The expectation term in right hand side is

\[\begin{aligned} E_Q [(z_k - \mu_{P,k})^2] &= E_Q\{[(z_k - \mu_{Q,k}) + (\mu_{Q,k} - \mu_{P,k})]\}^2\\ &= E_Q[(z_k - \mu_{Q,k})^2] + 2E_Q[(z_k - \mu_{Q,k})(\mu_{Q,k} - \mu_{P,k})] + E_Q[(\mu_{Q,k} - \mu_{P,k})^2] \\ &= \sigma_{Q,k}^2+ 2(\mu_{Q,k} - \mu_{P,k})[E_Q(z_k) - \mu_{Q,k}] + (\mu_{Q,k} - \mu_{P,k})^2 \\ &= \sigma_{Q,k}^2 + (\mu_{Q,k} - \mu_{P,k})^2 \\ \end{aligned}\]

Recall that \(\mu_{P,k}=0\) and \(\sigma_{P,k}^2=0\) for all \(k\). Putting it together,

\[\begin{aligned} D_{KL}[Q(\vec{z} | \vec{x}) || P(\vec{z})] &= -\frac{1}{2}\sum_{k=1}^{p}\left\{\text{log}\sigma_{Q,k}^2 + 1 - \text{log}\sigma_{P,k}^2 - \frac{\sigma_{Q,k}^2 + (\mu_{Q,k} - \mu_{P,k})^2}{\sigma_{P,k}^2}\right\}\\ &= -\frac{1}{2}\sum_{k=1}^{p}\left\{\text{log}\sigma_{Q,k}^2 +1 - \text{log}1 - \frac{\sigma_{Q,k}^2 + (\mu_{Q,k}-0)^2}{1} \right\} \\ &= -\frac{1}{2}\sum_{k=1}^{p}\left\{\text{log}\sigma_{Q,k}^2 +1 - \sigma_{Q,k}^2 - \mu_{Q,k}^2\right\} \end{aligned}\]

And there we have it, the first term of the VAE loss function.

\[\begin{aligned} L_{KLD} &= D_{KL}[Q(\mathbf{z}|\mathbf{x})||P(\mathbf{z})] \\ &= -\frac{1}{2}\sum_{k=1}^{p}[\text{log}\sigma_{Q,k}^2 +1 - \sigma_{Q,k}^2 - \mu_{Q,k}^2] \end{aligned}\]

VAE loss term 2: \(E_Q[\text{log}P(\mathbf{x}|\mathbf{z})]\)

Let’s now look at in depth the second term we want to maximize. It is the expected value of log likelihood.

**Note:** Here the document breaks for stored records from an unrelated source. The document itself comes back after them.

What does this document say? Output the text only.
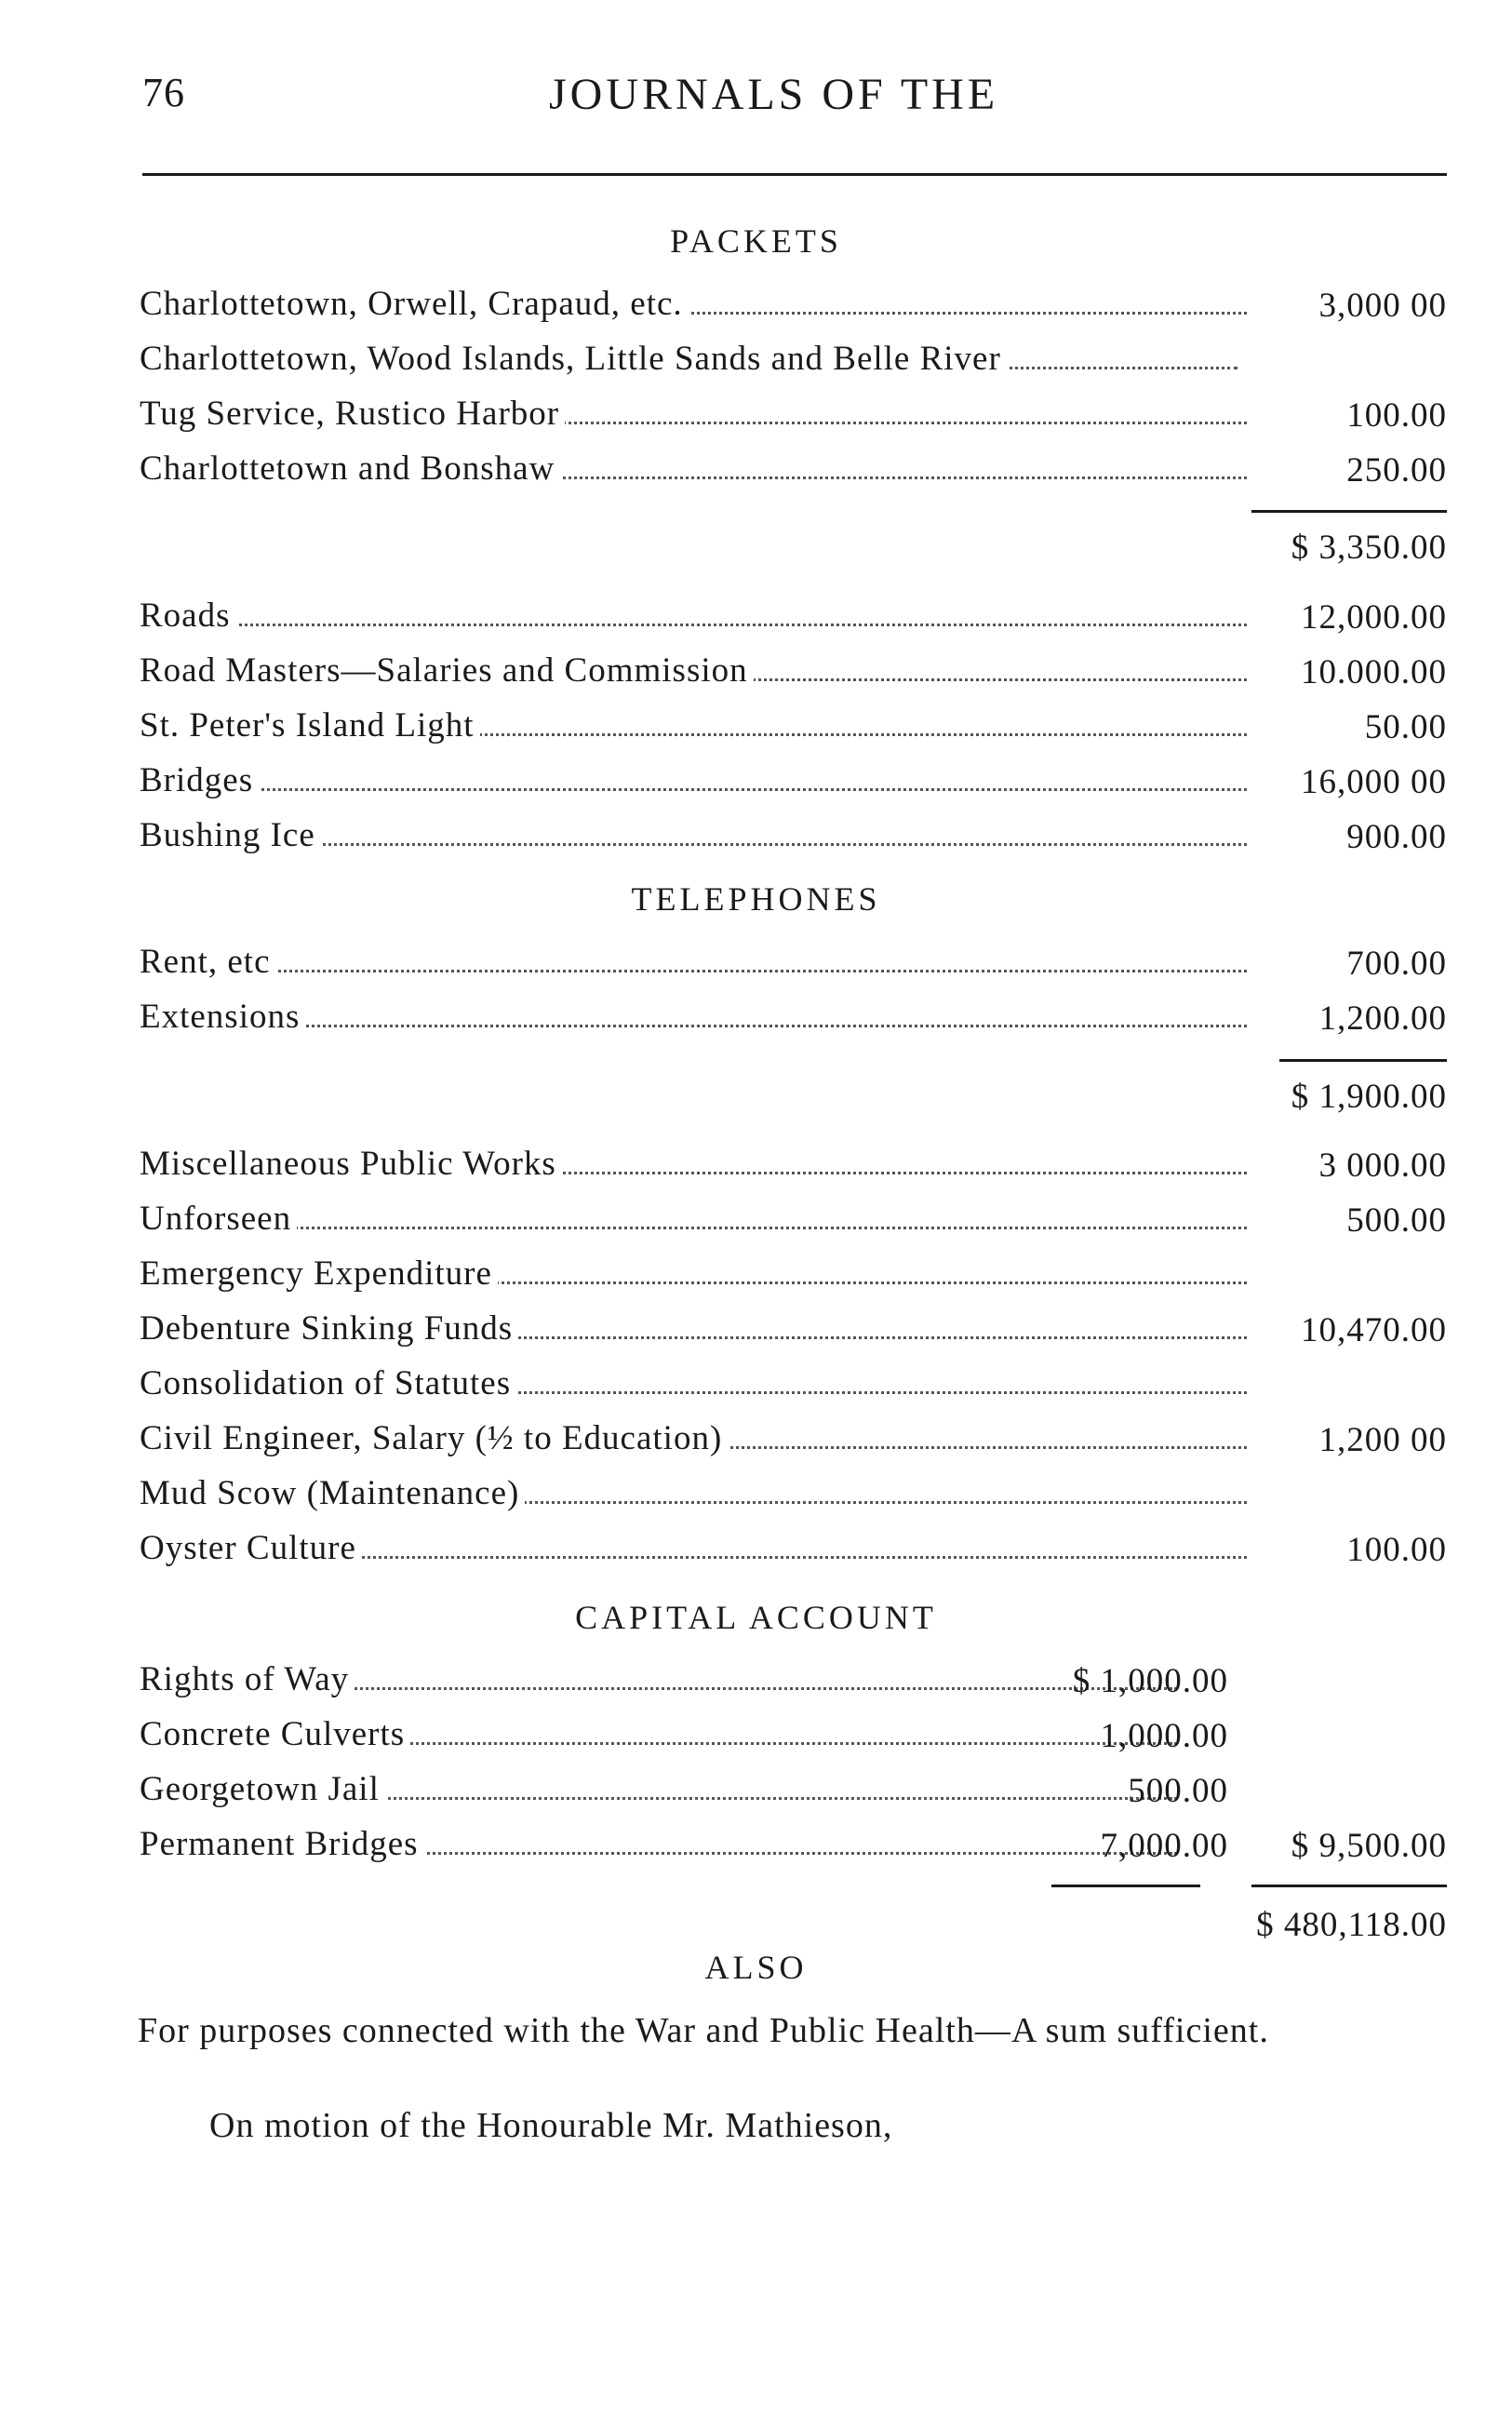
76	JOURNALS OF THE
PACKETS
Charlottetown, Orwell, Crapaud, etc.	3,000 00
Charlottetown, Wood Islands, Little Sands and Belle River
Tug Service, Rustico Harbor	100.00
Charlottetown and Bonshaw	250.00
$ 3,350.00
Roads	12,000.00
Road Masters—Salaries and Commission	10.000.00
St. Peter's Island Light	50.00
Bridges	16,000 00
Bushing Ice	900.00
TELEPHONES
Rent, etc	700.00
Extensions	1,200.00
$ 1,900.00
Miscellaneous Public Works	3 000.00
Unforseen	500.00
Emergency Expenditure
Debenture Sinking Funds	10,470.00
Consolidation of Statutes
Civil Engineer, Salary (½ to Education)	1,200 00
Mud Scow (Maintenance)
Oyster Culture	100.00
CAPITAL ACCOUNT
Rights of Way	$ 1,000.00
Concrete Culverts	1,000.00
Georgetown Jail	500.00
Permanent Bridges	7,000.00	$ 9,500.00
$ 480,118.00
ALSO
For purposes connected with the War and Public Health—A sum sufficient.
On motion of the Honourable Mr. Mathieson,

Considering that likelihood is higher when data represents well what the parameter implies, \(P(\mathbf{x}|\mathbf{z})\) increases when the decoder reconstructs \(\mathbf{x}\) well. Now, what can we use for \(E_Q[\text{log}P(\mathbf{x}|\mathbf{z})]\)? We can use MSE or BCE! (Other loss functions are applicable as well.)

\[L_{Reconstruction} = \frac{1}{d}\sum_{j=1}^d (x_j - \hat{x_j})^2\]

Putting it all together, VAE loss function is as follows:

\[L_{VAE} = L_{KLD} + L_{Reconstruction}\]

The KLD term tries to make latent space (posterior) close to the prior, multivariate normal distribution. But as the latent space is getting very close to multivariate normal, the reconstruction loss term increase, since gathering the regions occupied by different \(\mathbf{z}_i\) at the center of the latent space (near at \(\mathbf{\mu}_Q = \mathbf{0}\)) could hinder the reconstruction (although it may improve interpolation). And reconstruction loss term prevents such result in dense overlapping. Thus, the two terms balance each other.

Reparameterization Trick

I said earlier that error backpropogation cannot go beyond sampling layer. But we want to sample \(\mathbf{z}\) from \(Q(\mathbf{z}|\mathbf{x})\). Then how do we backpropogate? There is a trick. We’ll let the encoder output the mean and variance of each \(\mathbf{z}\), which indicates the location and range of a region occupied by \(\mathbf{z}\) in the latent space.

\[[\mathbf{\mu}_{\mathbf{z}\sim Q}, \text{log}\mathbf{\sigma}_{\mathbf{z} \sim Q}^2] = f(\mathbf{x})\]

Then random noises sampled from normal distribution are added as follows:

\[\mathbf{z} = \mathbf{\mu}_{\mathbf{z}\sim Q} + \mathbf{\sigma}_{\mathbf{z}\sim Q}^2 \mathbf{\epsilon}, \epsilon \sim N(\mathbf{0}, \mathbf{I})\]

This technique is called reparameterization trick. It makes as if \(\mathbf{z}\) is sampled from posterior.

Summary

VAE architecture is summarized in following diagram.

After training encoder and decoder, \(\mathbf{z}^{'}\) can be sampled from the prior to generate novel output \(\tilde{\mathbf{x}}\).